映画「ワンス・アポン・ア・タイム・イン・ハリウッド」

  • 2019.10.04 Friday
  • 20:35



 

「ワンス・アポン・ア・タイム・イン・ハリウッド」は、クエンティン・タランティーノ監督の9作目となる長編です。161分。最近のタランティーノ作品は、160分以上あります。レオナルド・ディカプリオとブラッド・ピットが初共演しています。ディカプリオが落ち目の俳優、ピットがそのスタントマン役です。

 

タランティーの映画は、「レザボア・ドッグス」から「デス・プルーフ in グラインドハウス」までは、どこかキワモノの雰囲気が強い作品だったのですが、「イングロリアス・バスターズ」以降は、重厚なテーマと余韻の残る巧みなストーリー展開が強く印象に残っています。

 

「ジャンゴ 繋がれざる者」「ヘイトフル・エイト」は、異色の西部劇と呼べそうな傑作です。そして、「ワンス・アポン・ア・タイム・イン・ハリウッド」も西部劇のスターとスタントマンを主人公にした作品です。

 

1969年というハリウッドが曲がり角を迎えた時代をえがいています。
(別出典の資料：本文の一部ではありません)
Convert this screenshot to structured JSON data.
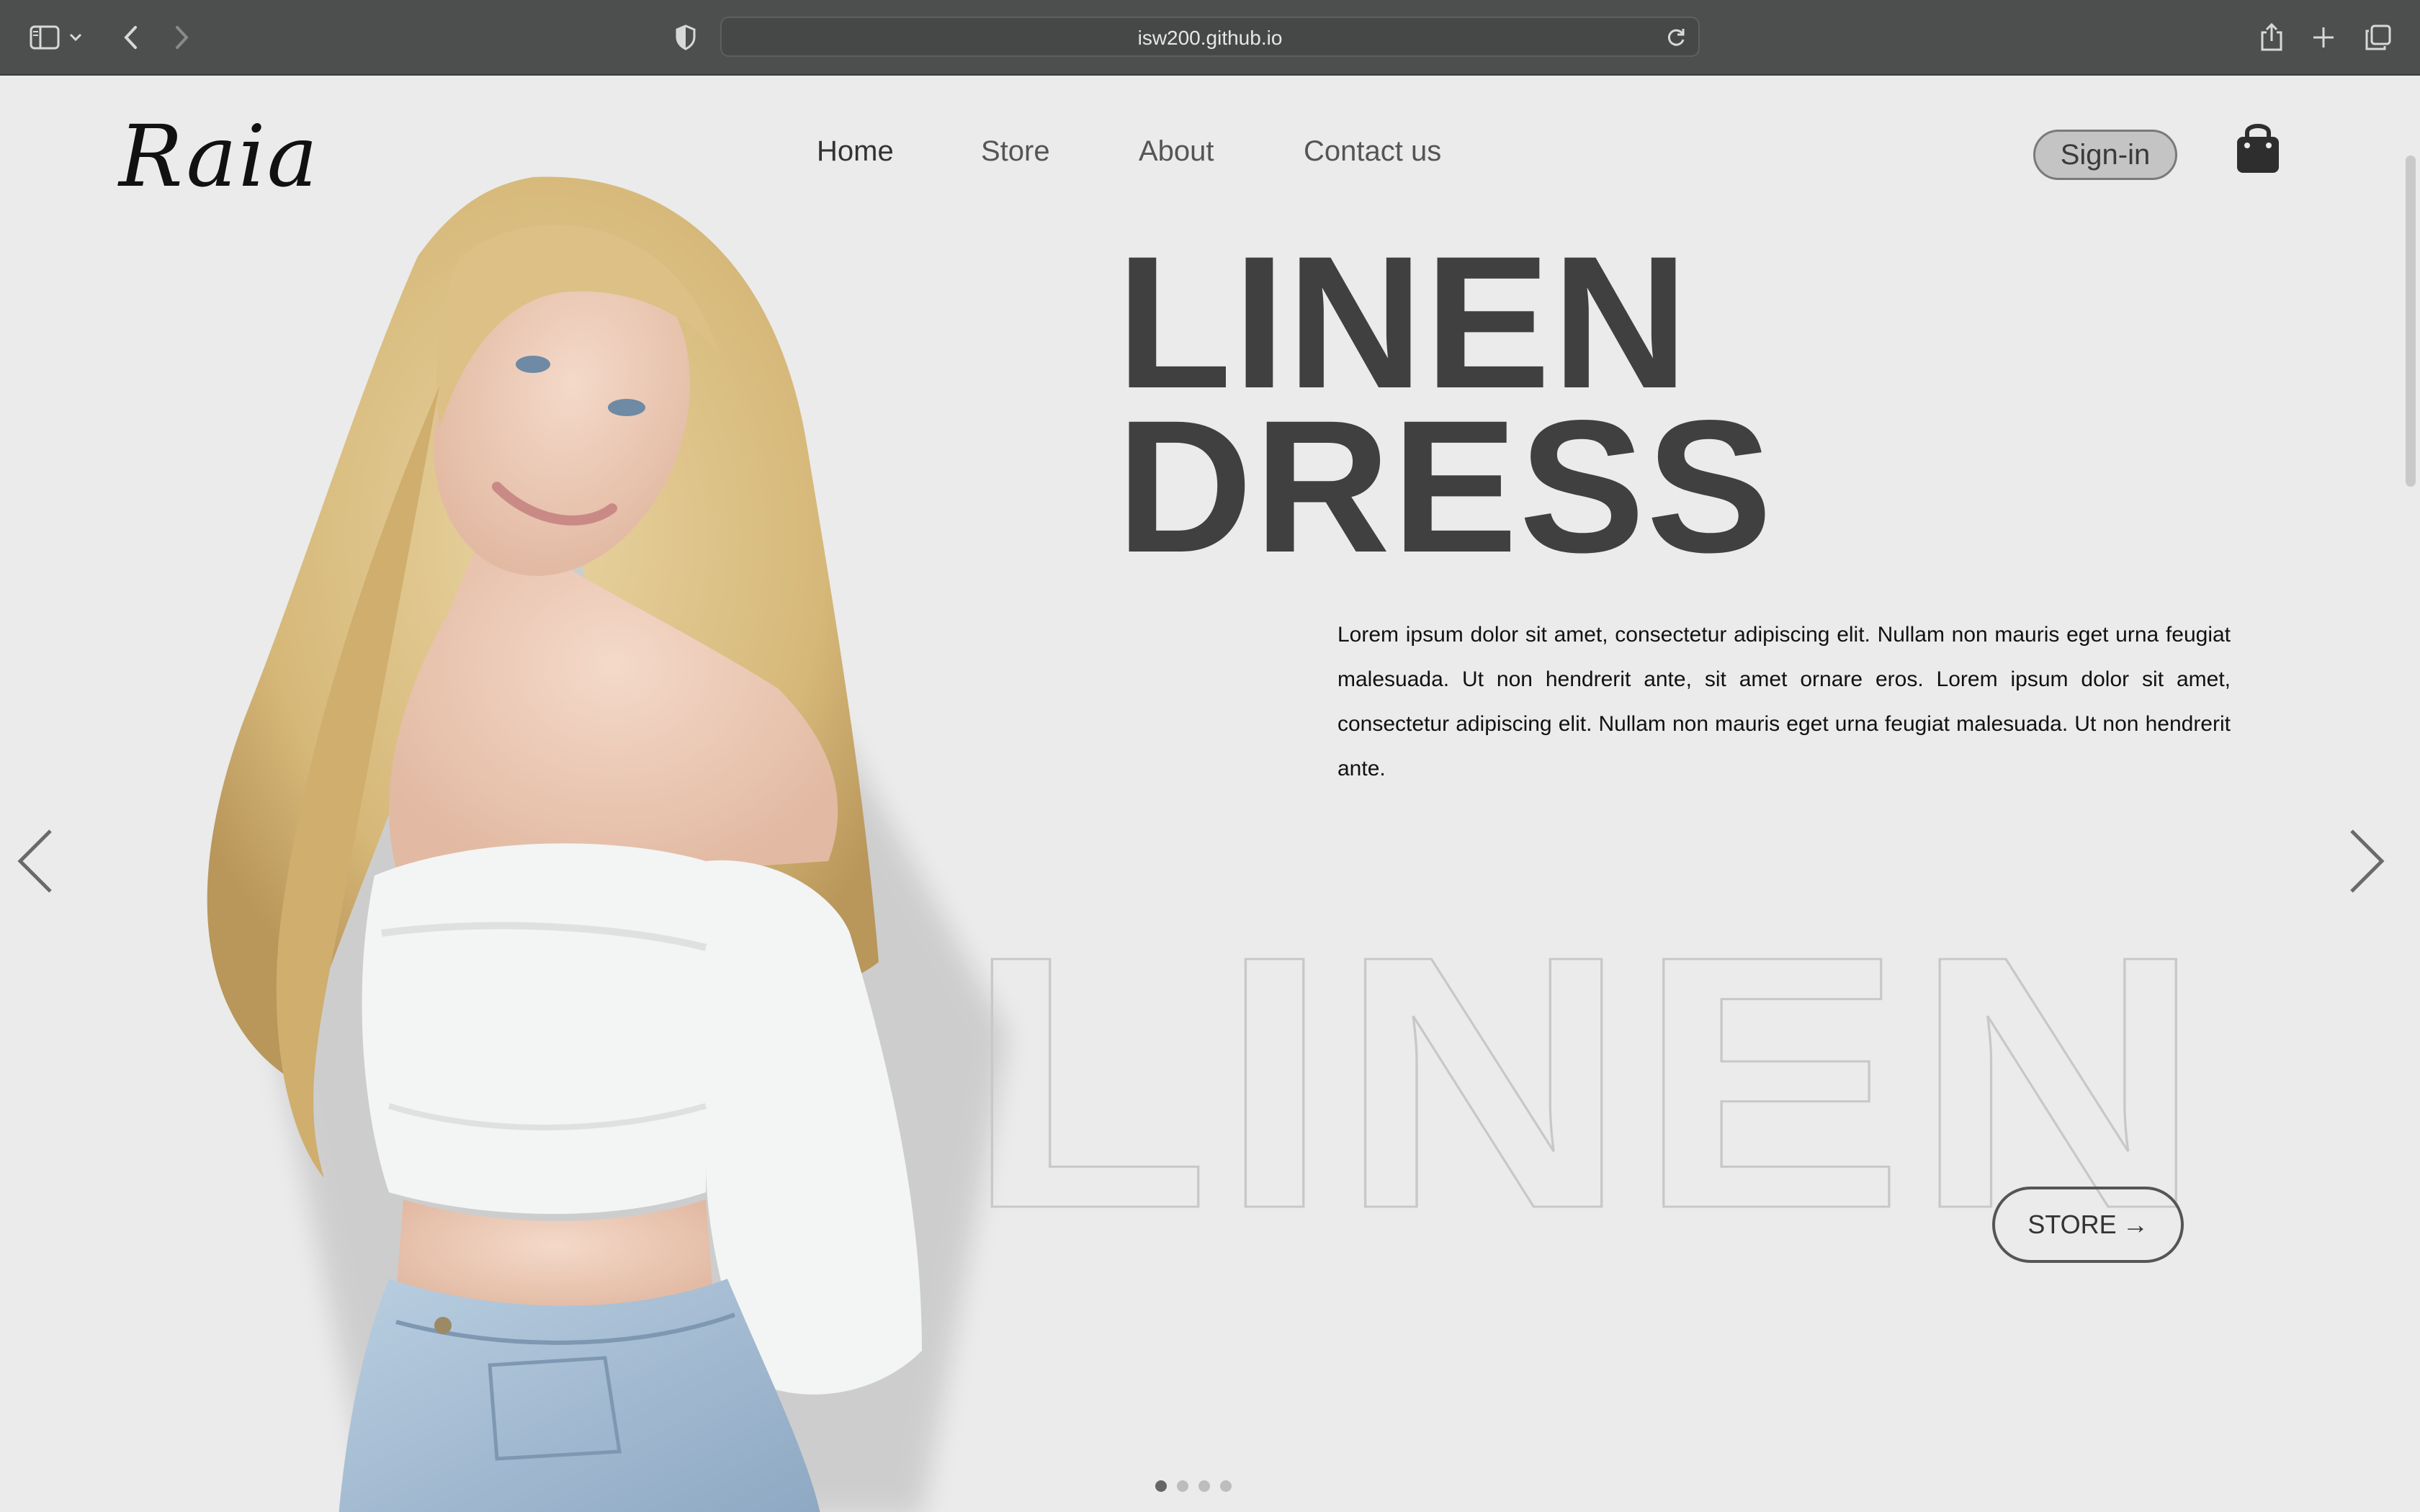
{
  "browser": {
    "url": "isw200.github.io",
    "icons": [
      "sidebar-icon",
      "chevron-down-icon",
      "back-icon",
      "forward-icon",
      "shield-icon",
      "reload-icon",
      "share-icon",
      "new-tab-icon",
      "tabs-overview-icon"
    ]
  },
  "site": {
    "logo": "Raia",
    "nav": {
      "home": "Home",
      "store": "Store",
      "about": "About",
      "contact": "Contact us"
    },
    "signin": "Sign-in",
    "cart_icon": "shopping-bag-icon"
  },
  "hero": {
    "title_line1": "LINEN",
    "title_line2": "DRESS",
    "description": "Lorem ipsum dolor sit amet, consectetur adipiscing elit. Nullam non mauris eget urna feugiat malesuada. Ut non hendrerit ante, sit amet ornare eros. Lorem ipsum dolor sit amet, consectetur adipiscing elit. Nullam non mauris eget urna feugiat malesuada. Ut non hendrerit ante.",
    "outline_word": "LINEN",
    "store_button": "STORE",
    "store_arrow": "→",
    "carousel": {
      "slides": 4,
      "active": 1
    }
  },
  "colors": {
    "page_bg": "#ebebeb",
    "title": "#404040",
    "signin_bg": "#c4c4c4",
    "chrome_bg": "#4d4f4e"
  }
}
細部まで当時の様子を再現するこだわりは、さすがタランティーノ監督です。

 

神経質で涙もろい俳優リック・ダルトンと、貧しくても毅然としているスタントマンのクリフ・ブースは、堅い友情で結ばれています。対照的な二人の演技が見ものです。

 

8歳の子役としてスクリーンデビューしたジュリア・バターズの大人びた演技が素晴らしいです。自信をなくして涙ぐむ、落ち込んだリック・ダルトンを慰めたり、ダルトンの演技を褒めるシーンの演技力は、目を見張るものがあります。

 

ダルトンの邸宅の隣に引っ越してきたのは、なんとポランスキー監督と妻のシャロン・テートです。1969年8月9日のシャロン・テート殺害事件がすぐに思い出されます。ただ、この事件を知らないで映画を観ると、印象が全く違ってしまいます。

 

ラストシーンには驚きます。あまり起伏のないストーリーは、ラスト15分のためにあったと痛感するはずです。

 

そして、エンドクレジットとともに流れる、リック・ダルトンのたばこのCM撮影の場面には笑いました。見ないと損です。